I'm so predictable, but you know I need to insert a story. This one may even sound repetitive to anyone who attended the Bowdoin College graduation in 2002, because I spoke about it then. (Somehow I won the speech-writing contest and got to speak at graduation.) My Mom told me this story, and despite that we have no idea if it originated from any real event, we love it nonetheless:
A woman is walking down the street when she comes across three men who are laying brick. The woman asks the first man, "What are you doing?" and he replies, "I am laying brick." She asks the second man, "What are you doing?" He replies, "I'm building a wall." Finally, the woman asks the third man, "What are you doing?" "I'm building a cathedral," he answers.
I don't do any medical research in my little cocoon, but from what I have gathered from information I have not been able to avoid, Herceptin will save my life. Dr. Bunnell has explained to me that I got my type of cancer at the "right time," and I don't have to read between the lines to understand that if I had been diagnosed with this cancer a decade ago, I probably wouldn't have made it. That's why my Mom "prays to the Herceptin gods" every night.
I often send up a prayer to the Herceptin gods, too. But I spend more time thinking about bricks and cathedrals. I think about the scientists in a lab somewhere working on a complex theory about a protein, or a cell, or something else I could barely understand. I think about the high school biology students who will decide, I want to be a cancer doctor. These people have worked so hard and will work so hard, often feeling like they are laying brick. People like me may be a distant thought to them. But they are not a distant thought to me. Often, those nameless, faceless individuals are exactly who I think of when I kiss my kids goodnight.

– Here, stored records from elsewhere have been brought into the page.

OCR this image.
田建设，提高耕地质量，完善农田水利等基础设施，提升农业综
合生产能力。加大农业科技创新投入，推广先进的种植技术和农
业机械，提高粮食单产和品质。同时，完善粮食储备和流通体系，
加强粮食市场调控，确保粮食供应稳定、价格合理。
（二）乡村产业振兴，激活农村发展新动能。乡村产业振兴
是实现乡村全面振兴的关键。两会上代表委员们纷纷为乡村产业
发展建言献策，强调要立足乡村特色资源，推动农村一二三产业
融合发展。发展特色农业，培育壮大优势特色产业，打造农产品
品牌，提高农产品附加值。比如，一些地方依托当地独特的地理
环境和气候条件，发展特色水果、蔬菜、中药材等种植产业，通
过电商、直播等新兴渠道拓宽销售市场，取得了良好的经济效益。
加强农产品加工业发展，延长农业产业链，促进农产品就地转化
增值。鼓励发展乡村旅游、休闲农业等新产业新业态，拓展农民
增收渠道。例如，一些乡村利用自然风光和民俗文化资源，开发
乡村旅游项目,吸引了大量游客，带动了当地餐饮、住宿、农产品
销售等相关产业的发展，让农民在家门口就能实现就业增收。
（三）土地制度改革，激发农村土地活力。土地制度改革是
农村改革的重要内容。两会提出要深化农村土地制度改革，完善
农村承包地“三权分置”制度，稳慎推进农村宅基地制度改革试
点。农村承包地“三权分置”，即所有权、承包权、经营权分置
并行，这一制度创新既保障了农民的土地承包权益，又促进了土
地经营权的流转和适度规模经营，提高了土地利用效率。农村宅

Lately, I also think about Octobers. Because to me, one step at a breast cancer charity walk is not just a foot on the pavement. It's my daughter's fourth birthday. A pink sock at a soccer game is not just a change in uniform. It's my son's first at bat in little league. Tom Brady's sweat on a pink towel is not just cute. It's the champagne toast Brian and I will enjoy at the Spruce Point Inn on our 10th wedding anniversary. Every dollar that is handed over at Ann Taylor this October is another shopping trip I'll get with my Mom or my sister. And every second of attention that is paid to breast cancer this month is one more second that women like me will enjoy with the ones we love.

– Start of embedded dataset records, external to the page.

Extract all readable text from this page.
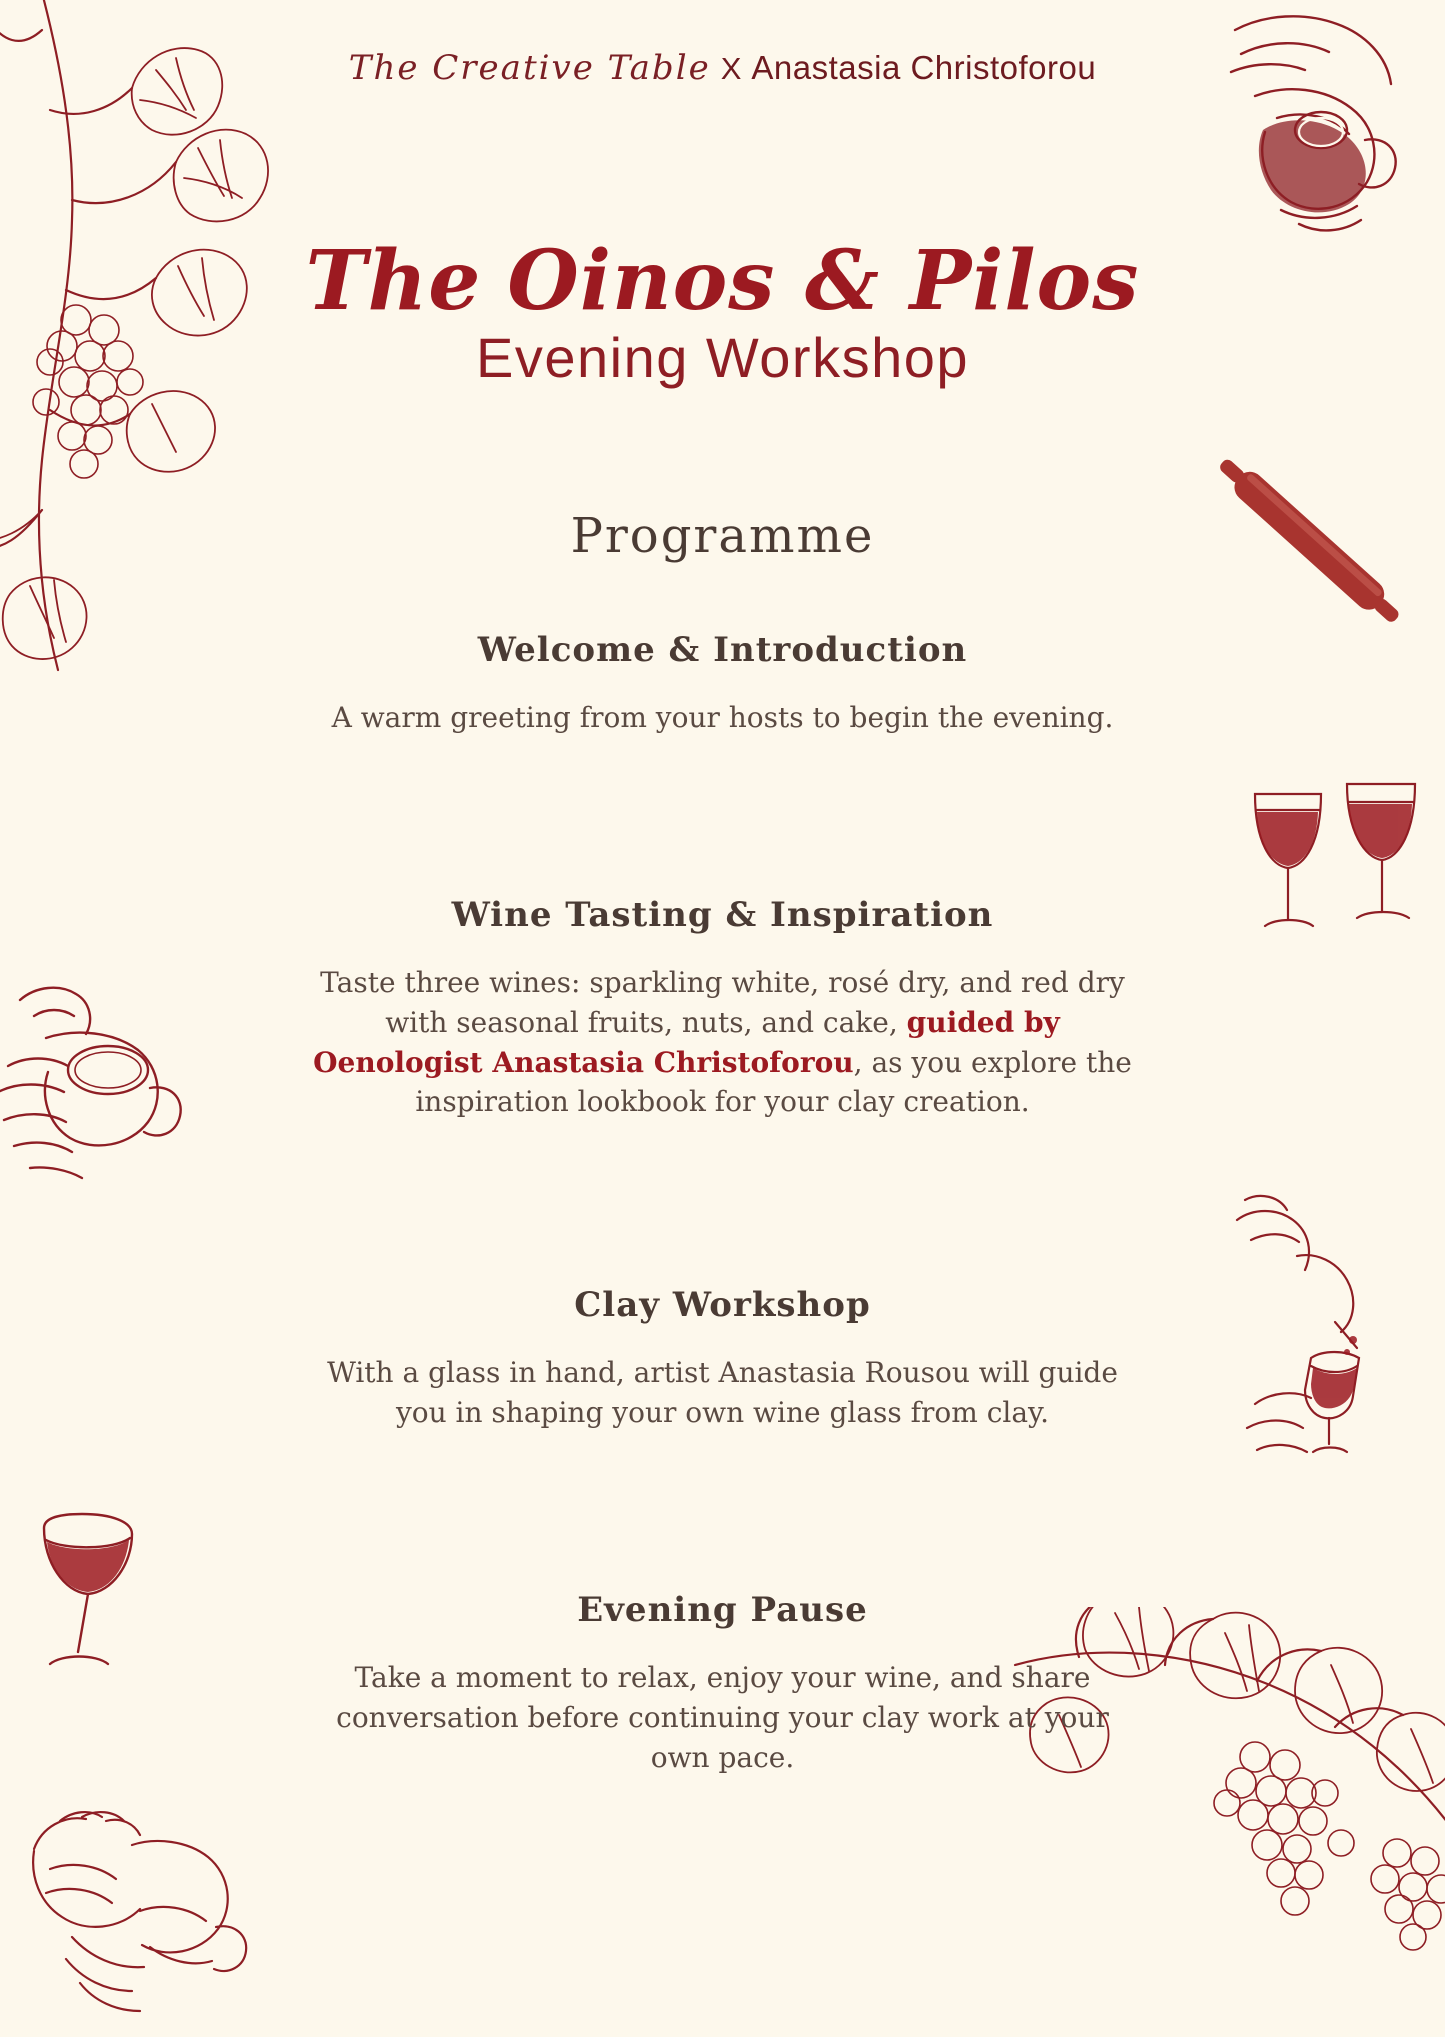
The Creative Table X Anastasia Christoforou
The Oinos & Pilos
Evening Workshop
Programme
Welcome & Introduction
A warm greeting from your hosts to begin the evening.
Wine Tasting & Inspiration
Taste three wines: sparkling white, rosé dry, and red dry with seasonal fruits, nuts, and cake, guided by Oenologist Anastasia Christoforou, as you explore the inspiration lookbook for your clay creation.
Clay Workshop
With a glass in hand, artist Anastasia Rousou will guide you in shaping your own wine glass from clay.
Evening Pause
Take a moment to relax, enjoy your wine, and share conversation before continuing your clay work at your own pace.
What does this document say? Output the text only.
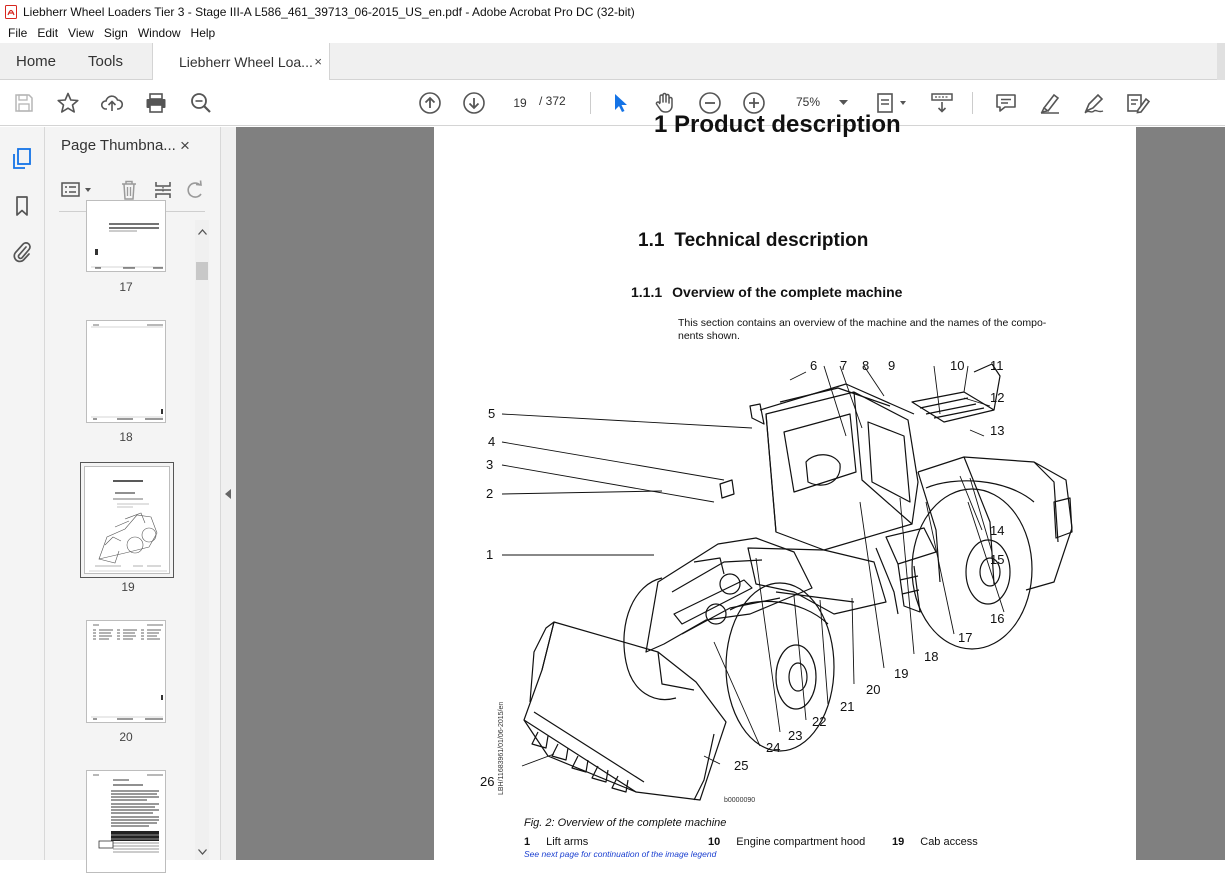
Liebherr Wheel Loaders Tier 3 - Stage III-A L586_461_39713_06-2015_US_en.pdf - Adobe Acrobat Pro DC (32-bit)
File Edit View Sign Window Help
Home Tools	Liebherr Wheel Loa... ×
19	/ 372	75%
Page Thumbna... ×
17
18
19
20
1 Product description
1.1 Technical description
1.1.1 Overview of the complete machine
This section contains an overview of the machine and the names of the compo-nents shown.
1
2
3
4
5
6 7 8 9	10 11
12
13
14
15
16
17
18
19
20
21
22
23
24
25
26 LBH/11683961/01/06-2015/en
b0000090
Fig. 2: Overview of the complete machine
1 Lift arms	10 Engine compartment hood 19 Cab access
See next page for continuation of the image legend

You may think that this October's steps and socks and dollars and time are just bricks. But trust me, they are not. They are breathtaking cathedrals, and over the last few decades, I didn't even know that so many people were busy building them. Now, for all that hard work in labs, and classrooms, and behind-the-scenes of charity events (among so many other places), I can only say, Thank You. And I mean those two words with every single cancer-free cell in my healing little body.